Sepsis, or the organ damage that ensues after the body fails to properly contain a local infection, is the leading cause of in-patient hospitalization in the United States. Advances in critical care medicine over the last 20 years have enabled most sepsis patients to survive the life-threatening dysregulated immune response. However, a majority of survivors report chronic weakness and fatigue years after sepsis, and the cause of this weakness remains largely unknown. This dissertation work focused first on elucidating the major causes of post-sepsis muscle weakness (Aim 1).
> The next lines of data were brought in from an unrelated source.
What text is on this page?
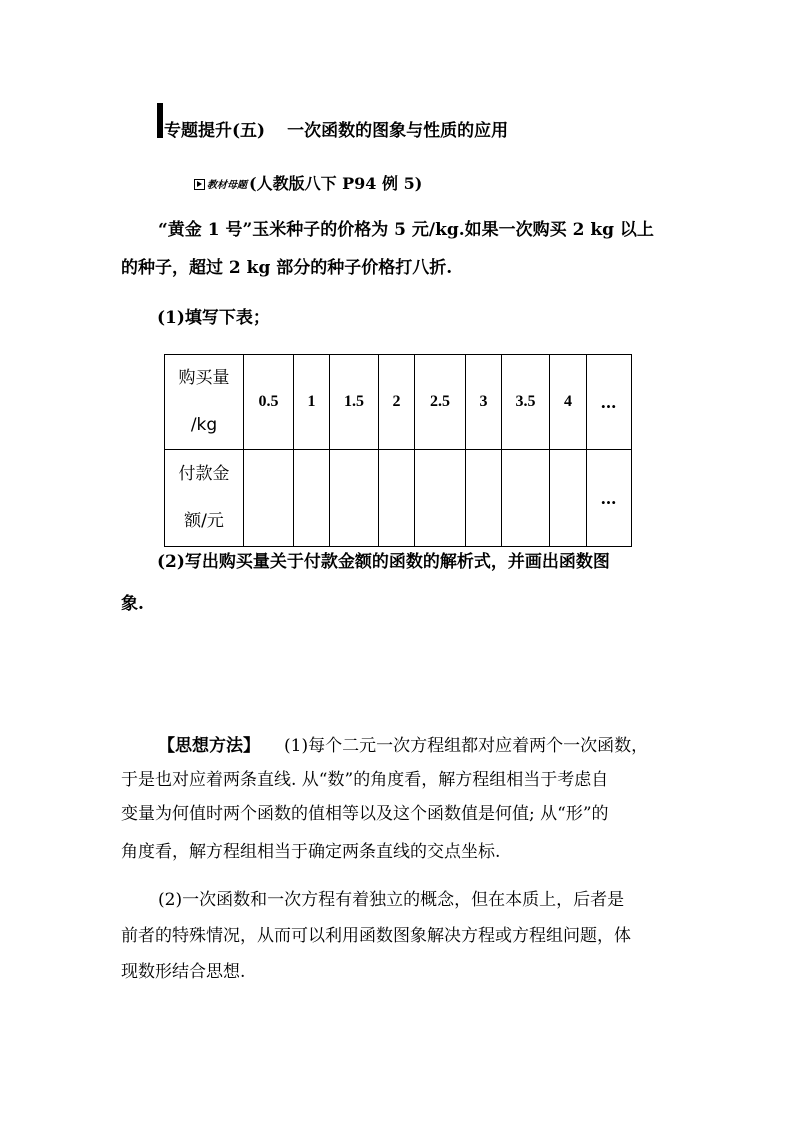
专题提升(五) 一次函数的图象与性质的应用
教材母题 (人教版八下 P94 例 5)
“黄金 1 号”玉米种子的价格为 5 元/kg.如果一次购买 2 kg 以上
的种子，超过 2 kg 部分的种子价格打八折.
(1)填写下表；
购买量
/kg	0.5	1	1.5	2	2.5	3	3.5	4	…

付款金
额/元									…
(2)写出购买量关于付款金额的函数的解析式，并画出函数图
象.
【思想方法】 (1)每个二元一次方程组都对应着两个一次函数，
于是也对应着两条直线. 从“数”的角度看，解方程组相当于考虑自
变量为何值时两个函数的值相等以及这个函数值是何值; 从“形”的
角度看，解方程组相当于确定两条直线的交点坐标.
(2)一次函数和一次方程有着独立的概念，但在本质上，后者是
前者的特殊情况，从而可以利用函数图象解决方程或方程组问题，体
现数形结合思想.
This aim involved a time-course study to determine when muscle weakness was the greatest, combining functional and molecular analyses to further reveal the underlying causes. These data indicated mitochondrial abnormalities cause progressive muscle weakness after sepsis, as noted by persisting transcriptional, functional, and proteomic changes. Then I evaluated the effectiveness of the mitochondrial protecting enzyme MnSOD in preventing post-sepsis skeletal muscle weakness (Aim 2). This study examined if overexpression led to differences in skeletal muscle function following severe sepsis when compared to wildtype mice and how these functional deficits related to non-sepsis control mice. Finally, therapeutic strategies were evaluated in Aim 3. Neither providing higher oxygen concentrations during acute sepsis nor allowing for voluntary exercise after sepsis survival reduced debilitating muscle weakness. However, pharmacological treatments showed significant promise. The mitochondria-localizing tetrapeptide SS-31 provided protection against skeletal muscle weakness when administered after the development of severe sepsis. A combination of functional, histological, and biochemical techniques was utilized to provide a comprehensive overview on how mitochondrial protection prevented long-term weakness. Collectively, these studies demonstrate that mitochondrial abnormalities cause muscle weakness after sepsis. Mitochondria therefore serve as viable therapeutic targets in post-sepsis skeletal muscle weakness. Accordingly, this work suggests that mitochondria-targeting therapeutic approaches could allow sepsis survivors to recover from post-sepsis muscle weakness.